ビジネスの現場では「プロジェクト当事者」が用いられ、企画・開発・販売に直接責任を負うメンバーを示します。対外的には「当事者能力」という言葉があり、法的行為を有効に行える資格を指します。こうした専門用語を理解すると「当事者」の輪郭がより立体的に見えてきます。
「当事者」についてよくある誤解と正しい理解
「当事者=当人」という短絡的な理解は誤解のもとです。「当人」は近い意味を持ちますが、法的責任の有無は含まれません。もう一つの誤解は「当事者」は必ず2者以上存在すると考える点で、実際には単独でも当事者になり得ます。
また「当事者=専門家」という誤解もありますが、専門家であっても問題に直接利害を持たなければ「当事者」ではありません。逆に一般市民でも行政サービスの利用者であれば、その制度の「当事者」です。

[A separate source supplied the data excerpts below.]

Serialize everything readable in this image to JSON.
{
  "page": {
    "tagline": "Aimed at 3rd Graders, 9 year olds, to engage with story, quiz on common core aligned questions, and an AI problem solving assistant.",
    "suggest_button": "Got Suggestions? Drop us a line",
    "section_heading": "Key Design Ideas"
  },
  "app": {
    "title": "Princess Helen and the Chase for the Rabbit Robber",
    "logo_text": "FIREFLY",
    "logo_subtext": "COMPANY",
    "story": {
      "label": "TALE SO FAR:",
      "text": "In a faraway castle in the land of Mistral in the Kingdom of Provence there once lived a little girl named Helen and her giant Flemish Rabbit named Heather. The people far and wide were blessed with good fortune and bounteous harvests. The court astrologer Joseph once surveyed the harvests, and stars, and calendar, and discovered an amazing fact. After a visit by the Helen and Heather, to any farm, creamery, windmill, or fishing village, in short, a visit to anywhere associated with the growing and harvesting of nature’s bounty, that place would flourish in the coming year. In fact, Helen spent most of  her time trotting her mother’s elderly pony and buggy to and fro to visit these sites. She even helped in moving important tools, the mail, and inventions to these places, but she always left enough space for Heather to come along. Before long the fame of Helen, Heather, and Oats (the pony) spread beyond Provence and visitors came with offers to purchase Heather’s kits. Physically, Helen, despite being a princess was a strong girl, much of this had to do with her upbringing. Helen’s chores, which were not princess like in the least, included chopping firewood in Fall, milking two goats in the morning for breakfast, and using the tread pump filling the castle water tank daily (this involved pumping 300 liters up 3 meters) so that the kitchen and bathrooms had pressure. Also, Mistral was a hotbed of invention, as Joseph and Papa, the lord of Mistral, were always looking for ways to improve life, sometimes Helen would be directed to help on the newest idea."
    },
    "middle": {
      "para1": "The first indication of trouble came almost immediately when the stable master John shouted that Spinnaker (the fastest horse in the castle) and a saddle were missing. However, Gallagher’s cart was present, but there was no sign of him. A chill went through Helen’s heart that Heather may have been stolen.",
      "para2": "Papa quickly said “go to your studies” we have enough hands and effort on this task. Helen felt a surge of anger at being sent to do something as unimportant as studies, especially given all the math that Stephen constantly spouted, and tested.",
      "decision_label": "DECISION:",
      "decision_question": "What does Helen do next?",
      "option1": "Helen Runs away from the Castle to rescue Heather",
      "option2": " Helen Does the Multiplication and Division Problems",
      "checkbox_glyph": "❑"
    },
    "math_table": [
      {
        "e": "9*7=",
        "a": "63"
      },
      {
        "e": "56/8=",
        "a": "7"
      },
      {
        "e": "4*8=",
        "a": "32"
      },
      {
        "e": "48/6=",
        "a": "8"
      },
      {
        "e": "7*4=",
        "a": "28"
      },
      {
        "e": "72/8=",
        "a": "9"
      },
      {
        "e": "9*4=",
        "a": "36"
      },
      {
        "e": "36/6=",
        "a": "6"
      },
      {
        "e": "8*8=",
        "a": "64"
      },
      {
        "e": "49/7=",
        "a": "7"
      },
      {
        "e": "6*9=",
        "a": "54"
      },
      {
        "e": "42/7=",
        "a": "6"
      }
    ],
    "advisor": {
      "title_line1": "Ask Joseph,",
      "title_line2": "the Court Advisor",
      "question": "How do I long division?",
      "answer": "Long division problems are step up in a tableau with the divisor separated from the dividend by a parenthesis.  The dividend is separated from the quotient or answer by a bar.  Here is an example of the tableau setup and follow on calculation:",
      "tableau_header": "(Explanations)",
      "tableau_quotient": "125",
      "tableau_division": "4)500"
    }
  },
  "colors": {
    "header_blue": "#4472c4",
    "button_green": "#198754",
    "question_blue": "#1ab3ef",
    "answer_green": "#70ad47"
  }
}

メディア報道では「当事者不在の議論」という表現がよく登場しますが、これは当事者の声が取り上げられていない状況を批判する意味で使われます。ただし「当事者を呼べば必ず公正」というわけではなく、利害調整やプライバシー保護の視点も必要であることを理解しましょう。
「当事者」という言葉についてまとめ
- 「当事者」は出来事に直接かかわり、権利と責任を負う人を示す言葉。
- 読み方は「とうじしゃ」で、誤読しやすいので注意。
- 漢語として古代から使われ、近代法の整備で意味が拡充した歴史を持つ。
- 使用時は責任の有無を意識し、関係者との使い分けが重要。
「当事者」という語は、法的文脈を中心に発達しながら、現代では福祉・教育・ビジネスなど多様な分野へ広がっています。責任と主体性を帯びた言葉であるため、使う際にはその人が結果を引き受ける立場かどうかを確認することが肝要です。
この言葉を正しく理解し活用できれば、議論の焦点が明確になり、関係者間のコミュニケーションも円滑になります。今後も社会の多様化に伴い、「当事者」の概念はさらに深化していくでしょう。